Finance Secretary Carlos Dominguez III said the country’s growth momentum remains on track despite President Duterte’s declaration of martial law in Mindanao on Tuesday night to quickly and decisively contain the threats of lawless elements in a limited area distant from the island’s major business centers.
“The economy is in no way threatened by the imposition of martial law. The military is in full control of the government installations and major infrastructures on the island,” Dominguez said.
“Martial law will ensure that these facilities are protected so that business transactions will be unaffected,” he said.
He pointed out that President Duterte himself, upon his arrival from Russia, said at the airport that the government is prepared to do “anything and everything” to put an end to the lawless violence and restore normalcy in the affected areas as quickly as possible so as not to affect the economy.

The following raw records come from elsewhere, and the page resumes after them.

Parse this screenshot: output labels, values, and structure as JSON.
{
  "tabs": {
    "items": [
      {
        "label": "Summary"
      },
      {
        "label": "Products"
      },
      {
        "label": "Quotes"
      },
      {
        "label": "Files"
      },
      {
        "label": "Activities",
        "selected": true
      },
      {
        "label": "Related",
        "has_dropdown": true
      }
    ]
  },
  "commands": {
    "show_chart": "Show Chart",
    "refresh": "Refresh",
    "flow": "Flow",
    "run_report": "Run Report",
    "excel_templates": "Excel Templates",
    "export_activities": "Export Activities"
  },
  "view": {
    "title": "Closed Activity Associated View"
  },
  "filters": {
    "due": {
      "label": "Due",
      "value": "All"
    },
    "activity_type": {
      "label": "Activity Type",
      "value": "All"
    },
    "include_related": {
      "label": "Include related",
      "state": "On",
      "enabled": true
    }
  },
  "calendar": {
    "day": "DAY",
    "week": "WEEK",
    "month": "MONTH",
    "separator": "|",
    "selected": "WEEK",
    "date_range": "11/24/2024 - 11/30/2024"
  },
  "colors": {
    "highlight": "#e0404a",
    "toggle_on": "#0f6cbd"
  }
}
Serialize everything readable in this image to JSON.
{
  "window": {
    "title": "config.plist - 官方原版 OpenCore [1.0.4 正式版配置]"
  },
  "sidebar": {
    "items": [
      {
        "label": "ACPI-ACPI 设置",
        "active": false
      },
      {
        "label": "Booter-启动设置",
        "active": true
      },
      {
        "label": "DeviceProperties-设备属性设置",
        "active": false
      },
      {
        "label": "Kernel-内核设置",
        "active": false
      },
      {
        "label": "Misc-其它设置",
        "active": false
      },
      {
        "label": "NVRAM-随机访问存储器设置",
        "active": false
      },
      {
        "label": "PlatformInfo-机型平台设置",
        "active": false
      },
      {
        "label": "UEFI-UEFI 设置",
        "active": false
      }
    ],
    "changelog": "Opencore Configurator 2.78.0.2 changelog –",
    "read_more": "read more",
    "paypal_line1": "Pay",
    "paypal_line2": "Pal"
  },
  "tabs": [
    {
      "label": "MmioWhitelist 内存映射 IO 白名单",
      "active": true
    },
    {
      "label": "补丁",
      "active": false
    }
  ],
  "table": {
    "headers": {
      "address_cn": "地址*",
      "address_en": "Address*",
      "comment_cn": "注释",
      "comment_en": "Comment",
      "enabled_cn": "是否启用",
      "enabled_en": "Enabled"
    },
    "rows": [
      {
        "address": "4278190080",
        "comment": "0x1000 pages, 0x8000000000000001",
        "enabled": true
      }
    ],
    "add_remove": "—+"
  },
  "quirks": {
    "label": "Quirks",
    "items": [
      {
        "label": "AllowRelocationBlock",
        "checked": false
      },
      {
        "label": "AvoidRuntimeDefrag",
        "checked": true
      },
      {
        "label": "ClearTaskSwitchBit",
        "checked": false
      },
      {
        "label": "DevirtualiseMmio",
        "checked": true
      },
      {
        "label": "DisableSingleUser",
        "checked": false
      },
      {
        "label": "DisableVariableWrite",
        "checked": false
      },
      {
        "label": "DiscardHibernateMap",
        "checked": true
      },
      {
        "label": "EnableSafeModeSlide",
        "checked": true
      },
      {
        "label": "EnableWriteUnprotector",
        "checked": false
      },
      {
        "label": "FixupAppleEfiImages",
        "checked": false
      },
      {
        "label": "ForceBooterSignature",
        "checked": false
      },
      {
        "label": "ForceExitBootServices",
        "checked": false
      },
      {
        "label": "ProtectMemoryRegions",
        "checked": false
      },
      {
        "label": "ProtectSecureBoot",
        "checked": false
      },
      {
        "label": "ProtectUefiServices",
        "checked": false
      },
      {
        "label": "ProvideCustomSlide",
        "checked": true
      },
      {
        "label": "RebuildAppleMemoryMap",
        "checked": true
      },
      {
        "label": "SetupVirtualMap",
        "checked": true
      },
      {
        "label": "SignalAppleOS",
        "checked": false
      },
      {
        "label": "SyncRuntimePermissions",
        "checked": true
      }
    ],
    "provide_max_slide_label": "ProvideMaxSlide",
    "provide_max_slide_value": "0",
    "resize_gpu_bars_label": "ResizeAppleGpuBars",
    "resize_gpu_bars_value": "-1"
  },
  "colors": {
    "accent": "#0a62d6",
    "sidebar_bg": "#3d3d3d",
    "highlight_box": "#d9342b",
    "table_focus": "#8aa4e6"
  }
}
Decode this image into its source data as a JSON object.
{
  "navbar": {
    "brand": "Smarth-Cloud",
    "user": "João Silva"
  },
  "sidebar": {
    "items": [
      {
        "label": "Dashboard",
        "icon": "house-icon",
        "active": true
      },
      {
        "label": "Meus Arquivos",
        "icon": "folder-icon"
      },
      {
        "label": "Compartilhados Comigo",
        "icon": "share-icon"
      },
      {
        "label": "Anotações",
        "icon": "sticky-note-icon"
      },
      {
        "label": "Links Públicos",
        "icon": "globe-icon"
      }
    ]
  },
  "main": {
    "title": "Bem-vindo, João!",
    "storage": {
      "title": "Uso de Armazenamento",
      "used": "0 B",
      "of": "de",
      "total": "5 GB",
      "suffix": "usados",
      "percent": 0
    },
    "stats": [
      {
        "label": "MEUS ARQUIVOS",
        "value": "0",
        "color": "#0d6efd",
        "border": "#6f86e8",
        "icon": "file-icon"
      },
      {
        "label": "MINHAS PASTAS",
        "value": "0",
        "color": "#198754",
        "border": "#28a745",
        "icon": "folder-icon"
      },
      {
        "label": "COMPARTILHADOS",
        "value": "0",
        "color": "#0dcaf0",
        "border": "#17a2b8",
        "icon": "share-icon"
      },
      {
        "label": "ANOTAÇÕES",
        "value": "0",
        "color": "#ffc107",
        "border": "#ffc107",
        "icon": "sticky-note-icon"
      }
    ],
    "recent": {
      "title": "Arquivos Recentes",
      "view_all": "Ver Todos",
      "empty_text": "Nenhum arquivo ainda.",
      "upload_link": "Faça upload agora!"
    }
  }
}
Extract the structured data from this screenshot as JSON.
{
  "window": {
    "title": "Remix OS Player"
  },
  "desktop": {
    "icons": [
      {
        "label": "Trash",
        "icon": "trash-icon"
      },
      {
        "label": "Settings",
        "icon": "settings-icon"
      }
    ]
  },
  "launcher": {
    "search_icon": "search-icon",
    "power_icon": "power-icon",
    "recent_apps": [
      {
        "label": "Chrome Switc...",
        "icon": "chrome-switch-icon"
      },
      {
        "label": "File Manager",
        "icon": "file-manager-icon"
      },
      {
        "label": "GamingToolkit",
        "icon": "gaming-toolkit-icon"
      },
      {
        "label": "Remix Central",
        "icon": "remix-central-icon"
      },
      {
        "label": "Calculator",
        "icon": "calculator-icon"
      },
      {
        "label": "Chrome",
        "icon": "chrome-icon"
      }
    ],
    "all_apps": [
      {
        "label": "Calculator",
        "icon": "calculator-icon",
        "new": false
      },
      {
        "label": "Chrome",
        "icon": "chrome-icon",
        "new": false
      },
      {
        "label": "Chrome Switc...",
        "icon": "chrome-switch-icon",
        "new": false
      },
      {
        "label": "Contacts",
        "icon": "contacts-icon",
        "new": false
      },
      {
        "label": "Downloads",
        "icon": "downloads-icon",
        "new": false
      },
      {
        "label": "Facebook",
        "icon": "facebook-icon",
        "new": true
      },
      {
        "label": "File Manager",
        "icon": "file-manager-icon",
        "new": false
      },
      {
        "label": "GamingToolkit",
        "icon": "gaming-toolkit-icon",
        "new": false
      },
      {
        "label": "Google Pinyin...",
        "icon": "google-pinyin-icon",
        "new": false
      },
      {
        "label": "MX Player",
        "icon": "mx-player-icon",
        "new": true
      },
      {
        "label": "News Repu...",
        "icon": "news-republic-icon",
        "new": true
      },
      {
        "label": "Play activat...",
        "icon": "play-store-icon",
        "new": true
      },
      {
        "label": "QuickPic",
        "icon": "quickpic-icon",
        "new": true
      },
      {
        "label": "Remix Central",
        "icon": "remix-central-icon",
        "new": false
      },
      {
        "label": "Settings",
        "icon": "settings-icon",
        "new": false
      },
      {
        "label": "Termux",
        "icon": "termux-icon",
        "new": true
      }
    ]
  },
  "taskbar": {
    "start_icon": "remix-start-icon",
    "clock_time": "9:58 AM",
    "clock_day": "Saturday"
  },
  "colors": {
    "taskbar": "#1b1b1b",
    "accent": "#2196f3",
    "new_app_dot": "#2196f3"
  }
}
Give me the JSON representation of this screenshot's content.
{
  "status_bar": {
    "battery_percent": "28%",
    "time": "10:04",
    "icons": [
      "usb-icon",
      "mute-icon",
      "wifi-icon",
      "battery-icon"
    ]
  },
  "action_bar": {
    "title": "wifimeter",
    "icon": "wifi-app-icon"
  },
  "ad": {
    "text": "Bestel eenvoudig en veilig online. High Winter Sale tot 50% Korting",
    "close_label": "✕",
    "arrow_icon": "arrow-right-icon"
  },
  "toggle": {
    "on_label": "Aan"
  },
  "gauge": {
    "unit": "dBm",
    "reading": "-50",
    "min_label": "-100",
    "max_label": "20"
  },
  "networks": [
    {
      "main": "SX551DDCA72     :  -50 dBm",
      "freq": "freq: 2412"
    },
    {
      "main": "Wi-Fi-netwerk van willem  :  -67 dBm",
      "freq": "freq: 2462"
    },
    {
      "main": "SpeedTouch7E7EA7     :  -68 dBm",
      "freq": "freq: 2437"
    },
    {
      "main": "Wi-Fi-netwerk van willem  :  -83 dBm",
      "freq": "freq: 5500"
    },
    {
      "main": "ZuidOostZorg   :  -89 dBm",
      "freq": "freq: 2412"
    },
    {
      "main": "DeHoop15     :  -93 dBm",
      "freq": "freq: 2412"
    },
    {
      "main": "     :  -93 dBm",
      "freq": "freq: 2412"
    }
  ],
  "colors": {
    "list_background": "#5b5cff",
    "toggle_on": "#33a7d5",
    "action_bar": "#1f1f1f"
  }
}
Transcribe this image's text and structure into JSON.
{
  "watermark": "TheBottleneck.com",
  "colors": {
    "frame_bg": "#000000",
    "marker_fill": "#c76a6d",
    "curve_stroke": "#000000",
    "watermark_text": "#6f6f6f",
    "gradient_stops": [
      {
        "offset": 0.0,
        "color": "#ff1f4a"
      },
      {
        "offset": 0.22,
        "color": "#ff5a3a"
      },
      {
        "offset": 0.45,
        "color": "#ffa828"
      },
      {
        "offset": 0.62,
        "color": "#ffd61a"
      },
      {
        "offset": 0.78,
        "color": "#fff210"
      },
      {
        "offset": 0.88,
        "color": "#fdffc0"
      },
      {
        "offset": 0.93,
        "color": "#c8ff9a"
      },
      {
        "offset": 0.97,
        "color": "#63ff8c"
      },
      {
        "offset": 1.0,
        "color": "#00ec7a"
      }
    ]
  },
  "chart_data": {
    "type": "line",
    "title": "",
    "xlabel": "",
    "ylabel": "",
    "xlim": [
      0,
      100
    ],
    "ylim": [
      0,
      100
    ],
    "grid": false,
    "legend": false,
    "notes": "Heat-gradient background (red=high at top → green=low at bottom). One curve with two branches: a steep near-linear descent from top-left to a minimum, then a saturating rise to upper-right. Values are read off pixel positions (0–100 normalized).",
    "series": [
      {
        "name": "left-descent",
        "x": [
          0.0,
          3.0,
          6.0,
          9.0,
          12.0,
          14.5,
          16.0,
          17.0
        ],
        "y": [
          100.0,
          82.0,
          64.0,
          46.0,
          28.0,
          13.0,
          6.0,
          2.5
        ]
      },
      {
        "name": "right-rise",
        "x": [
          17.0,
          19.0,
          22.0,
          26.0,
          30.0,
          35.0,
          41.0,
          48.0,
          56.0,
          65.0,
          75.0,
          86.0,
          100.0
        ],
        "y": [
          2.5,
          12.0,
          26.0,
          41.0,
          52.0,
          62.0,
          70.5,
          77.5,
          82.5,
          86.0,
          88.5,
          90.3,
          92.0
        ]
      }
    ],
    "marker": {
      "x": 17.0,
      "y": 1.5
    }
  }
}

Dominguez noted that, “The economy is rapidly growing; it is expected to grow by 6.5 percent to 7.5 percent during the year with both internal and external demand contributing evenly to growth. ”
Although Marawi City is Lanao del Sur’s economic hub, he said “the threats by lawless elements are contained in areas far from Mindanao’s major business centers and the military is doing everything to minimize these.”
“Martial law in Mindanao for a limited period is intended to protect the flow of commerce, protect the innocent and eliminate future threats to the communities,” Dominguez said.
As noted by President Duterte, the “compelling reason” for the declaration of Martial Law was the involvement of elements linked to the Islamic State of Iraq and Syria (ISIS) group in the Marawi conflict and that the whole of Mindanao was put under military rule to allow the government to best respond to the possibility of the terrorists seeking sanctuary or sowing terror in other parts of the South.
“The President is determined to protect the lives of innocent civilians and he will apply everything within his legal means to stop these extremist terrorist groups from further threatening the people of Mindanao and undermining government efforts to lift people up from poverty and transform Southern Philippines into a major growth center and investment destination,” Dominguez said.
Dominguez added: “I have known President Duterte for a long time. He is a strong leader driven by an intense love for this country – a man of grit and fortitude and determination who is no stranger to situations such as what is currently happening in Mindanao.”
The finance chief, who also hails from Davao, said, “President Duterte’s record in Davao City is strong proof that he has what it takes to overcome and prevail over any and all kinds of threats, turning an area that was once known as the ‘Wild Wild West’ into a thriving, prosperous and stable city in Mindanao.”
Last Tuesday, the President cut short his official visit to Russia to better deal with the conflict in Marawi City, but the bilateral meeting between President Duterte and Russian president Vladimir Putin at the Kremlin in Moscow had pushed through. Both Russia and the Philippines share similar concerns regarding the threat of terrorism and transnational crimes like the illegal drugs trade.
President Duterte said in his arrival statement that his government has given priority to strengthening the Philippines’ bilateral relations with other countries like Russia, given the rise of “non-traditional security threats.”
Dominguez said, “Threats of violence in the poorest regions of the country will not affect adversely the economic position of the whole country. Because the centers of commerce and sources of growth are in areas far away from the sites of potential conflict, economic expansion will not be jeopardized and economic opportunities will remain robust.”
“These threats will, however, dampen the economic prospects of the poorest regions. Government plans to revive this regional economy and transform it into a meaningful participant in the country’s growth will be held in abeyance until lasting peace is attained,” he added.
According to Department of Finance (DOF) data, the Autonomous Region in Muslim Mindanao ARMM, where Marawi City is situated, accounts for P50.6 billion of the P8.1 trillion Gross Domestic Product (GDP) (at 2000 constant pesos) of the country in 2016, or 0.6 percent of the whole country. Of the 17 regions, it is the smallest. The Caraga Administrative Region (CARAGA), the second smallest, has twice ARMM’s share.
Mindanao’s economy expanded last year by 6.4 percent, or up from the 5.8 percent jump in 2016 but accounting for just a 14.4 percent share of the country’s GDP in 2016.
Last week, Dominguez voiced optimism that the Philippines remains on track to meet its full-year growth target of 6.5 percent to 7.5 percent, after the National and Economic and Development Authority (NEDA) reported a first-quarter GDP of 6.4 percent.
“GDP expansion in the year’s first three months illustrates that growth remains steady and could gain momentum for the rest of the year,” said Dominguez, “partly as a result of this Administration’s ‘DuterteNomics’ strategy to stimulate economic activity and achieve financial inclusion for all Filipinos in the long haul via an aggressive expenditure program on infrastructure, human capital formation and social protection.”
Dominguez said that, “Solid macroeconomic fundamentals plus strong domestic consumption and investment sentiment have enabled, and will continue to enable, our country to sustain its pace as one of the world’s fastest-growing economies on the Duterte watch despite the ever-changing global market conditions.”